How To Lower Blood Pressure Including The Best Foods And Diet Tips
Lowering blood pressure is vital for living a longer, healthier life. Here are our best tips on how to make the necessary changes.
Half the people suffering from high blood pressure don’t know they have it.
Symptoms are hard to spot but if left untreated, could increase your risk of heart attack or stroke.
We have revealed ten lifestyle changes you can make and how to lower blood pressure.
Try to work out for at least half an hour a day. How about walking, running, swimming, cycling or dancing?
If your blood pressure is slightly raised, exercise can prevent you from developing full-blown hypertension.
Blood pressure is measured in mmHg – mm of mercury, the height blood pressure pushes up a column of mercury. Regular exercise can lower it by up to 9mmHg.
2. Don’t stress
Chronic stress can lead to high blood pressure and even stressing out now and again can contribute by making you eat badly, drink or smoke.
Try to accept things you can’t change and plan how to solve problems you can. Avoid stress triggers and take 15 minutes out of your day to sit quietly and breathe deeply.
3. Take magnesium
The mineral may help lower your blood pressure, as research found people with the highest intakes are a third less likely to have a heart attack or stroke. Nuts, seeds, green leaves and dark chocolate are great sources.
4. Lose weight
As you get bigger, your blood pressure often follows suit and if you are overweight you could suffer from disrupted breathing when you sleep, which is also linked to hypertension.
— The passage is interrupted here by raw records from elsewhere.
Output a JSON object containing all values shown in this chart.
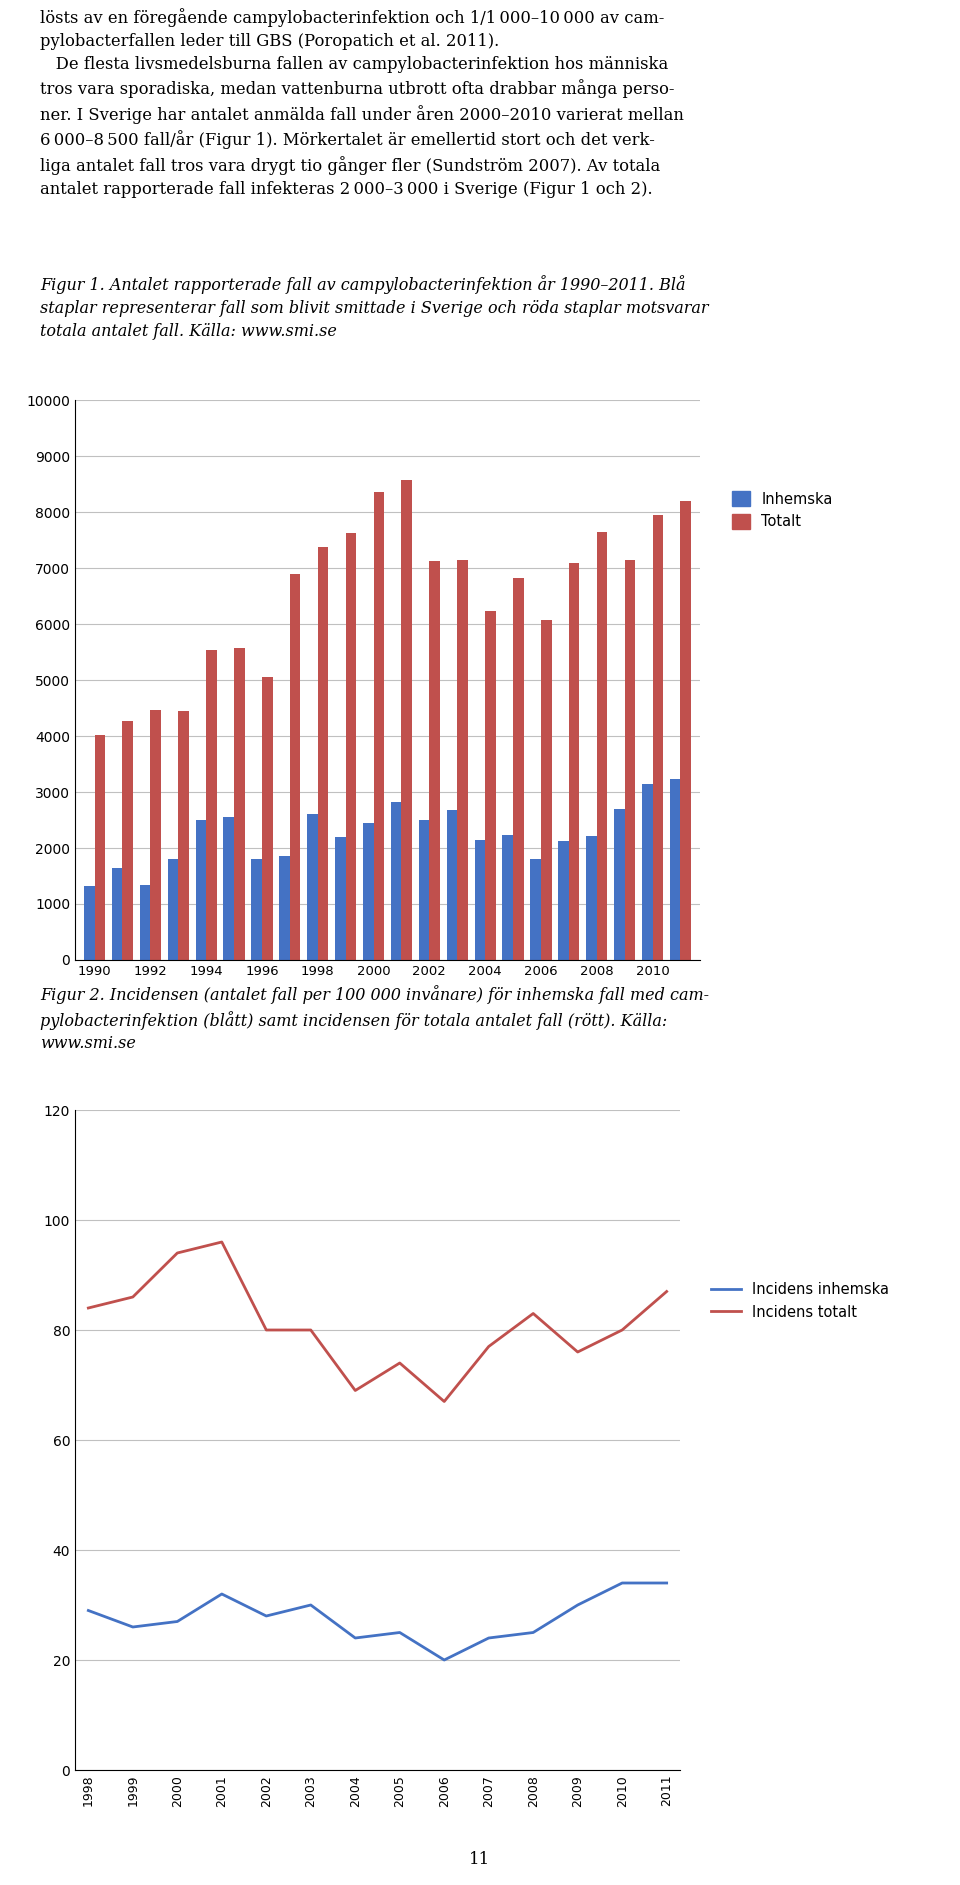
{
  "text_block_lines": [
    "lösts av en föregående campylobacterinfektion och 1/1 000–10 000 av cam-",
    "pylobacterfallen leder till GBS (Poropatich et al. 2011).",
    "   De flesta livsmedelsburna fallen av campylobacterinfektion hos människa",
    "tros vara sporadiska, medan vattenburna utbrott ofta drabbar många perso-",
    "ner. I Sverige har antalet anmälda fall under åren 2000–2010 varierat mellan",
    "6 000–8 500 fall/år (Figur 1). Mörkertalet är emellertid stort och det verk-",
    "liga antalet fall tros vara drygt tio gånger fler (Sundström 2007). Av totala",
    "antalet rapporterade fall infekteras 2 000–3 000 i Sverige (Figur 1 och 2)."
  ],
  "fig1_caption_lines": [
    "Figur 1. Antalet rapporterade fall av campylobacterinfektion år 1990–2011. Blå",
    "staplar representerar fall som blivit smittade i Sverige och röda staplar motsvarar",
    "totala antalet fall. Källa: www.smi.se"
  ],
  "fig2_caption_lines": [
    "Figur 2. Incidensen (antalet fall per 100 000 invånare) för inhemska fall med cam-",
    "pylobacterinfektion (blått) samt incidensen för totala antalet fall (rött). Källa:",
    "www.smi.se"
  ],
  "page_number": "11",
  "bar_years": [
    1990,
    1991,
    1992,
    1993,
    1994,
    1995,
    1996,
    1997,
    1998,
    1999,
    2000,
    2001,
    2002,
    2003,
    2004,
    2005,
    2006,
    2007,
    2008,
    2009,
    2010,
    2011
  ],
  "inhemska": [
    1320,
    1650,
    1340,
    1800,
    2500,
    2550,
    1800,
    1850,
    2600,
    2200,
    2450,
    2820,
    2500,
    2680,
    2150,
    2230,
    1800,
    2120,
    2220,
    2700,
    3140,
    3230
  ],
  "totalt": [
    4020,
    4270,
    4470,
    4450,
    5540,
    5570,
    5060,
    6900,
    7380,
    7620,
    8350,
    8580,
    7120,
    7140,
    6230,
    6830,
    6070,
    7090,
    7640,
    7150,
    7950,
    8200
  ],
  "bar_color_blue": "#4472C4",
  "bar_color_red": "#C0504D",
  "bar_ylim": [
    0,
    10000
  ],
  "bar_yticks": [
    0,
    1000,
    2000,
    3000,
    4000,
    5000,
    6000,
    7000,
    8000,
    9000,
    10000
  ],
  "bar_xticks": [
    1990,
    1992,
    1994,
    1996,
    1998,
    2000,
    2002,
    2004,
    2006,
    2008,
    2010
  ],
  "line_years": [
    1998,
    1999,
    2000,
    2001,
    2002,
    2003,
    2004,
    2005,
    2006,
    2007,
    2008,
    2009,
    2010,
    2011
  ],
  "incidens_inhemska": [
    29,
    26,
    27,
    32,
    28,
    30,
    24,
    25,
    20,
    24,
    25,
    30,
    34,
    34
  ],
  "incidens_totalt": [
    84,
    86,
    94,
    96,
    80,
    80,
    69,
    74,
    67,
    77,
    83,
    76,
    80,
    87
  ],
  "line_color_blue": "#4472C4",
  "line_color_red": "#C0504D",
  "line_ylim": [
    0,
    120
  ],
  "line_yticks": [
    0,
    20,
    40,
    60,
    80,
    100,
    120
  ],
  "legend_inhemska": "Inhemska",
  "legend_totalt": "Totalt",
  "legend_incidens_inhemska": "Incidens inhemska",
  "legend_incidens_totalt": "Incidens totalt",
  "text_fontsize": 11.8,
  "caption_fontsize": 11.5,
  "axis_fontsize": 10,
  "tick_fontsize": 9.5,
  "legend_fontsize": 10.5
}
Check your BMI to make sure you are a healthy weight and watch your waist – men are at risk if their waist measures more than 40in and women over 35in. The good news is losing just 10lb can help.
5. Cut down on salt
Adults should eat no more than 6g of salt a day – that’s about one teaspoon. People over 50, diabetics and those with kidney disease are more sensitive to sodium. Check labels, eat less processed food and taste food before adding salt.
6. Get enough sun
Studies have found exposure to sunshine increases production of nitric oxide, which dilates arteries.
The vitamin D sun produces also lowers blood pressure and can reduce the risk of stroke.
7. Watch the coffee
Caffeine causes a short but dramatic blood pressure spike.
You may need to reduce your intake of tea, coffee and soft drinks if you are particularly sensitive to it.
8. Quit the habit
Every cigarette you smoke hikes your blood pressure for many minutes after you stub it out.
So lengthen your life by quitting and help your blood pressure return to normal.
9. Eat well
Your diet should be rich in fruit, veg and wholegrains, avoiding saturated fat and cholesterol.
Writing down what you eat can help shed light on what you are actually putting away. And don’t stop being good when you head out for a meal – opt for healthy choices on restaurant menus.
10. Drink less booze
Heavy drinking can increase your risk of hypertension – and mean you put on weight. Do not drink more than 14 units a week.
Necking more than a drink a day for those over 65 could raise blood pressure dramatically. Plus it reduces the effectiveness of any medication you are taking to counter it.
But a tiny amount could actually help reduce the risk.